The first model to support i-mode was Fujitsu’s Digital Mova F501i HYPER, which captured public attention as a mobile phone that was groundbreaking in that it was usable not only for making calls but also for sending e-mail and connecting to the Internet.

1999: Network Walkman (Sony)

The only codec supported by the first model of Sony’s Memory Stick Walkman, released in 1999, was for the newly developed ATRAC3 format. The Memory Stick Walkman, later called the Network Walkman, was not well received by the market because of its failure to support compatibility with the MP3 format.

NW-MS7

1999: World’s first DVD recorder (Pioneer)

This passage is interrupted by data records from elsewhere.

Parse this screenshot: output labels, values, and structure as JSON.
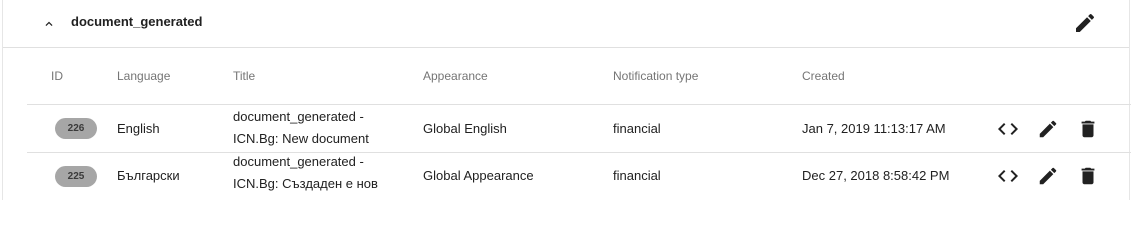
{
  "section": {
    "title": "document_generated"
  },
  "columns": {
    "id": "ID",
    "language": "Language",
    "title": "Title",
    "appearance": "Appearance",
    "notification_type": "Notification type",
    "created": "Created"
  },
  "rows": [
    {
      "id": "226",
      "language": "English",
      "title_line1": "document_generated -",
      "title_line2": "ICN.Bg: New document",
      "appearance": "Global English",
      "notification_type": "financial",
      "created": "Jan 7, 2019 11:13:17 AM"
    },
    {
      "id": "225",
      "language": "Български",
      "title_line1": "document_generated -",
      "title_line2": "ICN.Bg: Създаден е нов",
      "appearance": "Global Appearance",
      "notification_type": "financial",
      "created": "Dec 27, 2018 8:58:42 PM"
    }
  ],
  "icons": {
    "collapse": "chevron-up-icon",
    "edit": "pencil-icon",
    "code": "code-icon",
    "delete": "trash-icon"
  },
  "colors": {
    "chip_bg": "#a6a6a6",
    "icon": "#212121",
    "divider": "#e0e0e0",
    "header_text": "#757575"
  }
}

Pioneer released the world’s first DVD recorder, the DVR-1000, in December 1999. The DVR-1000 supported the DVD-RW format and went on sale at 250,000 yen. Around 2000, hard disk (HDD) recorders such as the TiVo and ReplayTV began to emerge in the U.S. On the other hand, the CoCoon Channel Server and services that devolved from Sony’s Clip-On HDD recorder, which was released in 2001, are particularly well-known examples in Japan. Semiconductor technologies such as signal processing LSIs for image data and semiconductor lasers contributed to these developments.